Prison Population Dwarfs That of Other Nations, N.Y. Times April 23,
2008)
Not only has this resulted in
strained prison capacities, but incarceration is enormously expensive for
taxpayers as well. The average cost of housing a single prisoner for one year
is approximately $30,000, with longer terms, such as a 20 year sentence, averaging
around $600,000. Federal spending on
prisons has soared from $970 million to more than $6.7 billion in the past
three decades, mostly due to the mandatory sentencing of nonviolent, low-level
drug offenders. A closer look at which communities are most heavily impacted by
mass incarceration reveals stark racial and ethnic disparities in U.S.

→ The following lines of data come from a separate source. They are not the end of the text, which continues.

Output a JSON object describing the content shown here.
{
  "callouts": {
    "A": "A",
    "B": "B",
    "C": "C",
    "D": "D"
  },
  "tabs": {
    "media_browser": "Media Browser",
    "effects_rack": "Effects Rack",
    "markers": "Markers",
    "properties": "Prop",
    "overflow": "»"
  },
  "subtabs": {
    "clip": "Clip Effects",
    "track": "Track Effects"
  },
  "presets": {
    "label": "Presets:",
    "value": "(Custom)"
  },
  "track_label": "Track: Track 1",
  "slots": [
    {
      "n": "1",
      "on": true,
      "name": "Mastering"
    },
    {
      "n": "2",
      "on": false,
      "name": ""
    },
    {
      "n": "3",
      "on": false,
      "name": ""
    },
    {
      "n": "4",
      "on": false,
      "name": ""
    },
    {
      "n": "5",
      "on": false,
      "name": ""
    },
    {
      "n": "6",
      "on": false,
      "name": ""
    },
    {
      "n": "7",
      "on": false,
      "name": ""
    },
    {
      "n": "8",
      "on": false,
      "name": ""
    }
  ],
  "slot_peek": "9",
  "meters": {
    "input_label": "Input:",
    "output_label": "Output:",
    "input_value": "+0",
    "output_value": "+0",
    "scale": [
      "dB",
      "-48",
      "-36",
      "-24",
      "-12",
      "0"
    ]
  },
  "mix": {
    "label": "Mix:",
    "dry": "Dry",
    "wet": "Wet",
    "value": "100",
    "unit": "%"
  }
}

incarceration rates in every region of the country. African Americans have a 1
in 3 chance of spending some time in jail, those of Latino decent have a 1 in 6
chance, while those of Caucasian decent have a 1 in 17 chance. (E. Ann Carson,
Ph.D., Bureau of Justice Statistics.)
Eliminating the racial disparities inherent to the U.S. criminal justice
policies and practices must also be part of criminal justice reform.
Conclusion
The current administration, with
bipartisan support, appears to be embracing criminal justice reform. On July
13, 2015, the President commuted the sentences of 46 nonviolent drug offenders,
marking the most commutations a president has issued on a single day in the
last four decades. Also, the Clemency Project 2014 is assisting prisoners in
seeking commutation and is eligible to those who have already served 10 years,
have demonstrated good conduct, have no history of violence prior to or during
their term of imprisonment, among other criteria. See https://www.clemencyproject2014.org/
The U.S. Sentencing Commission also
held a public meeting on August 7, 2015 to discuss an amendment to the
Sentencing Guidelines that would eliminate the residual clause from the Career
Offender guideline and address other issues that will take priority in the
2015-2016 amendment cycle. And the “Drugs Minus Two” reform (an Act passed in
April 2014) has enabled thousands of prisoners to reduce their prison sentences
by petitioning the court the past year.